Die Zeit in Florenz war anstrengend und inspirierend zugleich. Chantal Boso Flores besuchte regelmäßig Ausstellungen und die berühmten Meisterwerke in den Uffizien, lernte Gleichgesinnte aus aller Welt kennen. Die Studienkollegen kamen aus den USA, aus China, Indien und vielen anderen Ländern, unterrichtet wurde sie in englischer Sprache. Mit dem Mal-Diplom in der Tasche entschloss sich die Bludenzerin, noch ein weiteres Jahr in der Toscana dranzuhängen. Denn der amerikanische Maler Charles H. Cecil betreibt in Florenz ein Studio nach dem Vorbild der Renaissance-Künstler, die ihre Ateliers Gleichgesinnten öffneten. Sechs Stunden täglich malten Chantal Boso-Flores und ihre Kollegen dort im 14-Tage-Rhythmus wechselnde Modelle und verfeinerten ihre Technik immer weiter. Weil Corona aber die Öffnungszeiten der Museen und Galerien stark einschränkte und auch Ausstellungen der Studenten vereitelte, fieberte Chantal Boso-Flores zum Ende ihrer Studienzeit doch der Rückkehr in ihre Heimat entgegen. „Wer hier aufgewachsen ist, vermisst nach einer gewissen Zeit die Berge”, hat sie erfahren. Die sollen ihr in den nächsten Monaten ebenfalls Modell stehen.

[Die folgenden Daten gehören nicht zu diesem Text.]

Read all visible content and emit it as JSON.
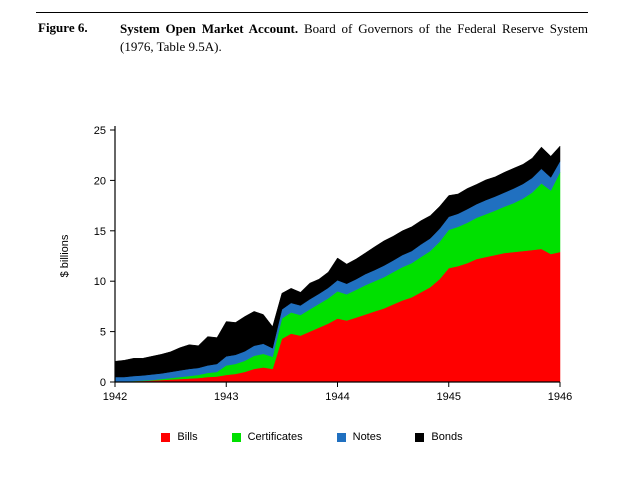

Denn während einer Wanderung auf den Spuren des „Meisters des Lichts”, William Turner, entdeckte Chantal Boso Flores in diesem Sommer ihre Freude am Malen in der freien Natur. Obwohl sie in ihrem eigenen Atelier die Stille sucht, um sich zu konzentrieren, macht es ihr im Freien nichts aus, wenn sie beim Arbeiten angesprochen wird. Im Gegenteil: „Ich habe auf dieser Wanderung entlang des Rheins interessante Menschen kennengelernt.” So ergab sich etwa ganz spontan eine private Führung durch das älteste Theater in Koblenz.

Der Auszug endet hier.